I have expressed my own doubts about the universal correctness of commodity substitution in the post BoC Releases Summer 2012 Review.
However, I don’t believe that flat statements rejecting substitution have any greater credibility than blanket substitution itself. Electrical heating for houses, for instance, was once favoured due to its low cost, but with the rising cost of electricity there has been a huge amount of substitution into natural gas and oil. I believe that natural gas is extremely favoured currently due to its low price – and projections of future low prices (additionally, if the electricity is produced by natural gas, then the waste heat is lost at the generating station; if you burn the gas at home then the waste heat … is useful).
As a consumer, I really couldn’t care less about the price of natural gas, electricity or heating oil. I care about the price of heating my home. Because of this, substitution is entirely appropriate when it comes to calculating the impact of these prices on overall inflation.
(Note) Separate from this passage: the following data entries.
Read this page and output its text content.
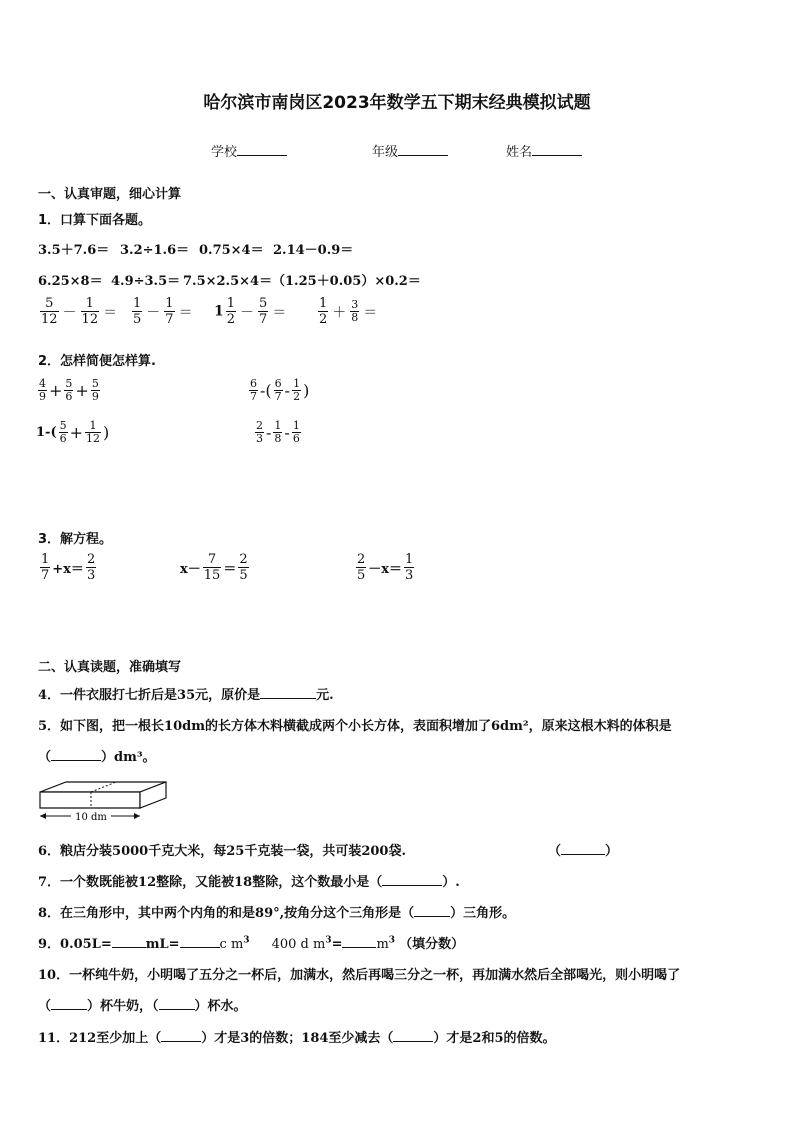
哈尔滨市南岗区2023年数学五下期末经典模拟试题
学校	年级	姓名
一、认真审题，细心计算
1．口算下面各题。
3.5＋7.6＝ 3.2÷1.6＝ 0.75×4＝ 2.14－0.9＝
6.25×8＝ 4.9÷3.5＝ 7.5×2.5×4＝ （1.25＋0.05）×0.2＝
$\frac{5}{12} - \frac{1}{12} = \frac{1}{5} - \frac{1}{7} = 1 \frac{1}{2} - \frac{5}{7} = \frac{1}{2} + \frac{3}{8}$ ＝
2．怎样简便怎样算.
$\frac{4}{9} + \frac{5}{6} + \frac{5}{9}$	$\frac{6}{7}$ -( $\frac{6}{7} - \frac{1}{2}$ )
$1-( \frac{5}{6} + \frac{1}{12}$ )	$\frac{2}{3} - \frac{1}{8} - \frac{1}{6}$
3．解方程。
$\frac{1}{7} +x= \frac{2}{3}$	$x- \frac{7}{15} = \frac{2}{5}$	$\frac{2}{5} -x= \frac{1}{3}$
二、认真读题，准确填写
4．一件衣服打七折后是35元，原价是	元.
5．如下图，把一根长10dm的长方体木料横截成两个小长方体，表面积增加了6dm²，原来这根木料的体积是
（	）dm³。
10 dm
6．粮店分装5000千克大米，每25千克装一袋，共可装200袋.	（	）
7．一个数既能被12整除，又能被18整除，这个数最小是（	）.
8．在三角形中，其中两个内角的和是89°,按角分这个三角形是（	）三角形。
9．0.05L=	mL=	c $m^3$ 400 d $m^3=$	$m^3$ （填分数）
10．一杯纯牛奶，小明喝了五分之一杯后，加满水，然后再喝三分之一杯，再加满水然后全部喝光，则小明喝了
（	）杯牛奶，（	）杯水。
11．212至少加上（	）才是3的倍数；184至少减去（	）才是2和5的倍数。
This example assumes that consumer response to price changes is instantaneous with 100% participation, which is rather an extreme position to take. You are also assuming that a rebalancing of the CPI basket occurs instantaneously.
Conspiracy theories and ad hominem attacks are great fun, but are usually an indication that the theorist can find nothing of substance in the opposing view to attack.